Telle est la situation dramatique qui est produite
par l'engagement de la "lutte anti-terroriste" par les puissances
impérialistes. Face à celle-ci, il faut réaffirmer: aucune solution n'est
possible au Proche-Orient qui ne passe par la destruction de l'Etat raciste et
colonial d'Israël, la tenue d'une Assemblée constituante fondant la République
Unifiée de Palestine, Assemblée constituante ayant comme préalable le retour
des réfugiés palestiniens, la restitution des terres et des biens dont ils ont
été spoliés. Seules les masses palestiniennes peuvent ouvrir cette issue, dans
la perspective d'un gouvernement ouvrier et paysan, d'une Fédération socialiste
du proche et Moyen-Orient.
Dans l'immédiat, aucune tâche n'est plus urgente que
de briser l'isolement du peuple palestinien face à la répression. C'est
pourquoi la responsabilité des organisations issues du mouvement ouvrier,
partis et syndicats, est d'appeler à de gigantesques manifestations devant les
ambassades d'Israël pour exiger l'arrêt de la répression et défendre le droit
du peuple palestinien à disposer de lui-même.
L'appréciation des conséquences de la guerre
impérialiste contre l'Afghanistan ne peut laisser de place au doute: l'intérêt
du prolétariat mondial était dans cette guerre l'échec de l'impérialisme, de se
situer en défense de l'Afghanistan et des masses de la région.

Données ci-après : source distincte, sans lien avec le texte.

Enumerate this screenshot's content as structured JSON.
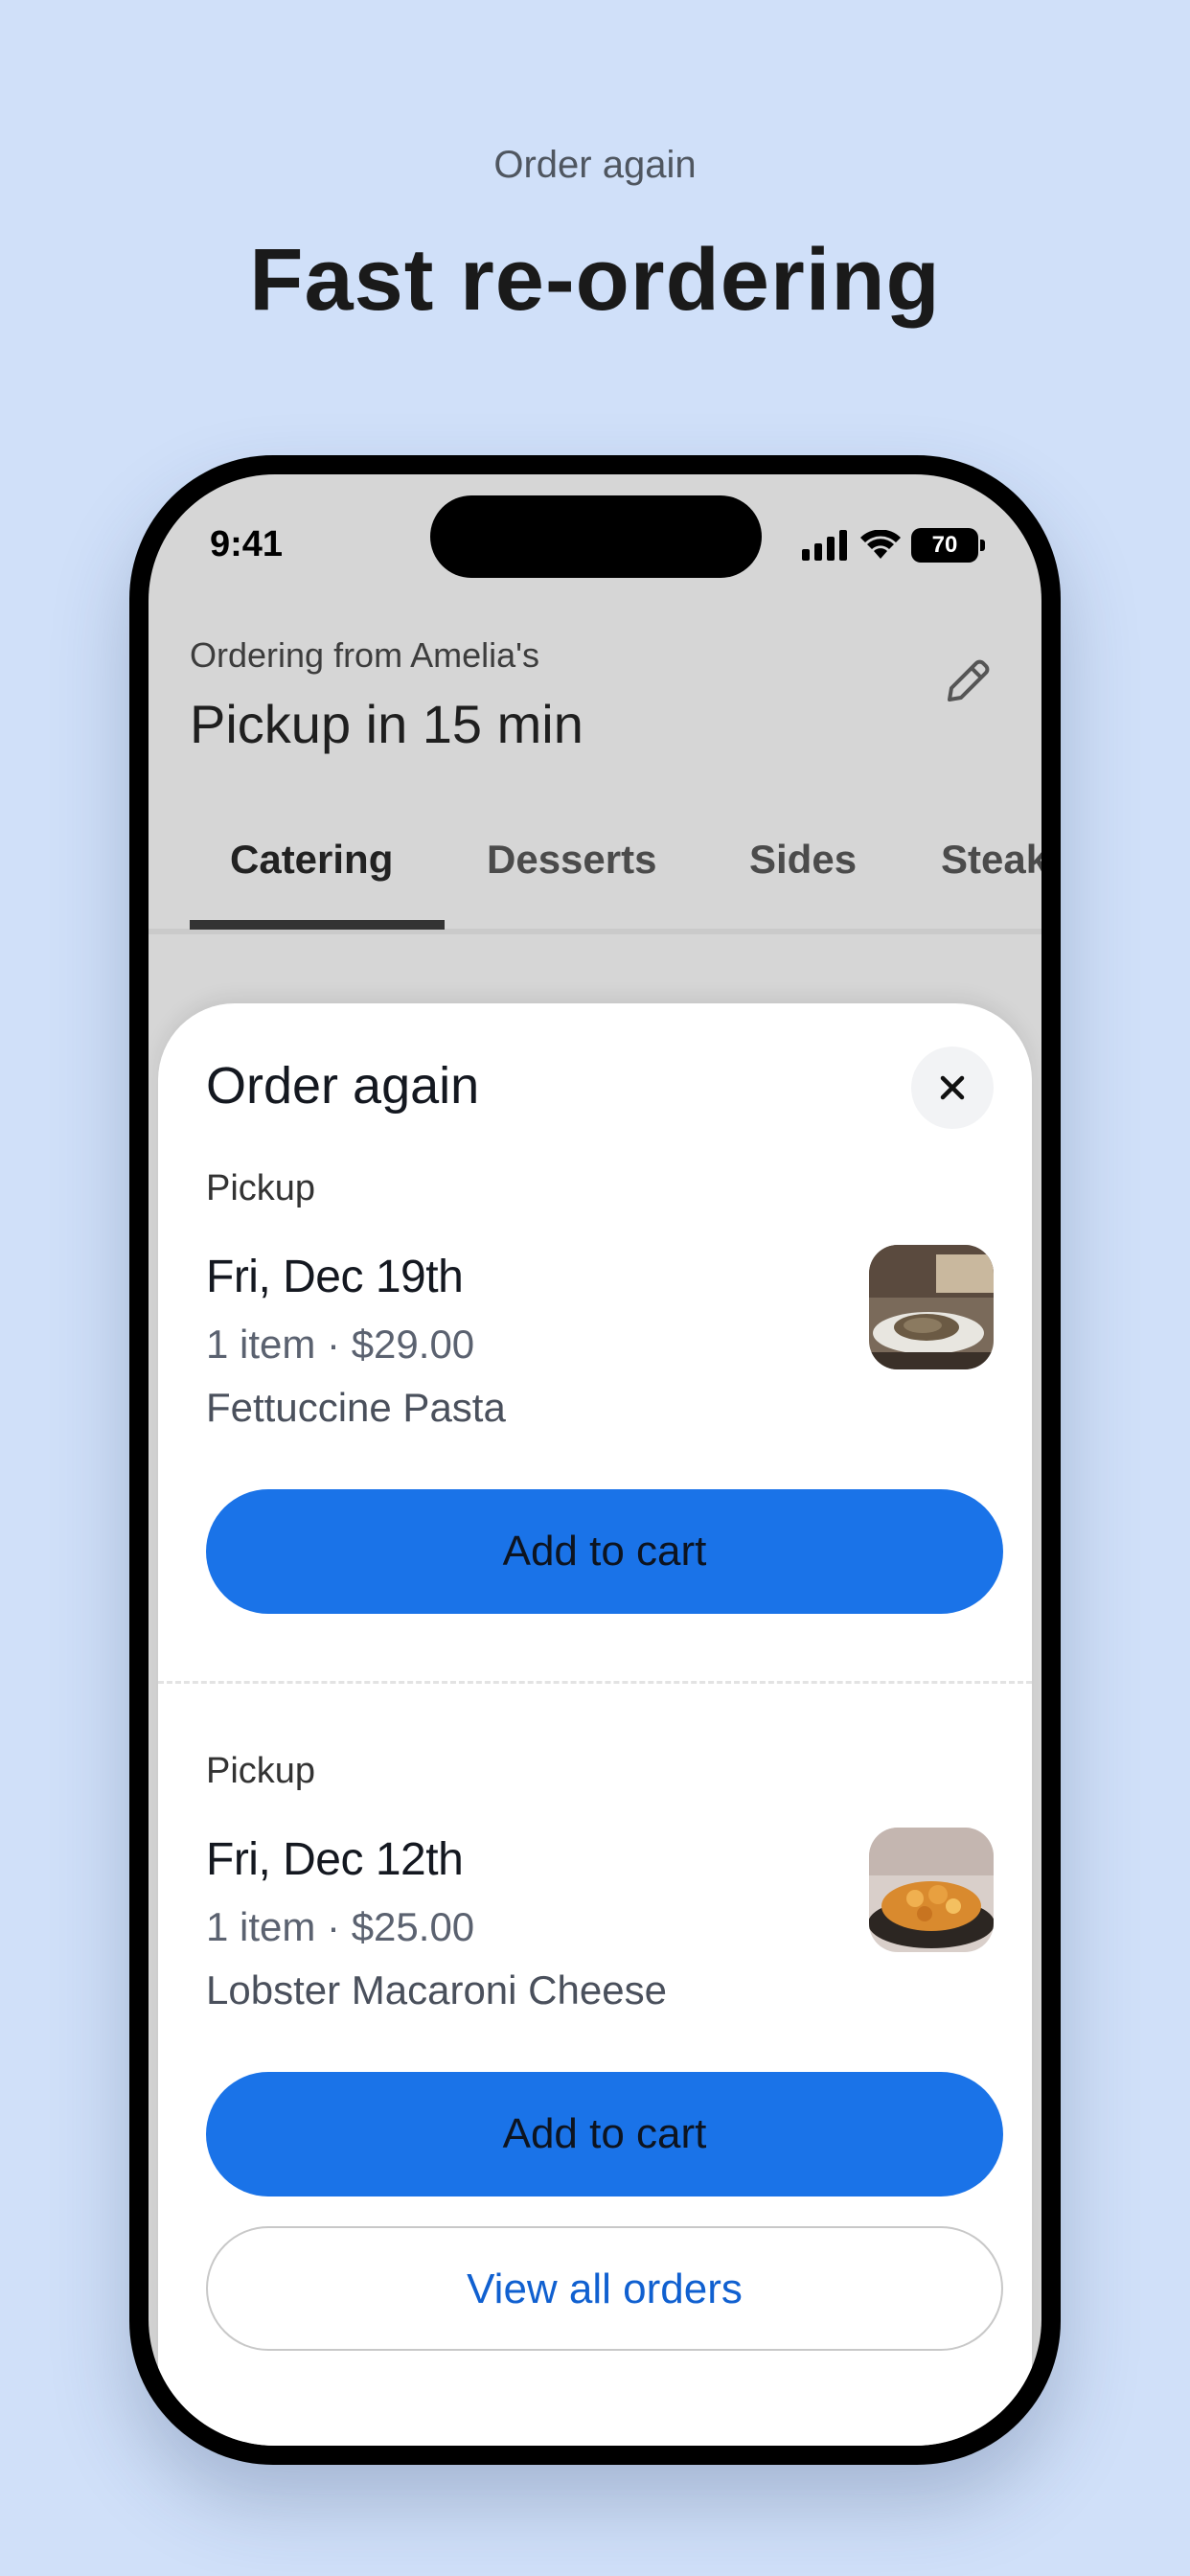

Cela passait
évidemment par une lutte politique, le résultat sur le seul terrain militaire
étant couru d'avance, lutte politique autour des mots d'ordre exprimant
concrètement ce que serait l'échec de l'intervention impérialiste: le retrait
immédiat et inconditionnel des troupes impérialistes, le boycott de
l'intervention, la dénonciation des résolutions de l'ONU, mots d'ordre qui pour
leur succès exigeaient que soit réalisé le front unique des organisations
ouvrières.
Mais les travailleurs se sont heurtés une nouvelle
fois à leurs vieilles organisations dégénérées et traîtres, qui se sont dans
l'ensemble alignées derrière l'impérialisme américain. C'est vrai de l'AFL-CIO
aux Etats-Unis, mais surtout de la social-démocratie en Europe, dont les
représentants les plus en vue ont directement mené la guerre dans la mesure de
leurs moyens, qu'il s'agisse de Blair, Schröder ou Jospin, sans trop de
résistances internes dans les partis sociaux-démocrates. Tout aussi
significative fut la position des centrales syndicales, alignées elles aussi,
se félicitant parfois ouvertement de la prise de Kaboul.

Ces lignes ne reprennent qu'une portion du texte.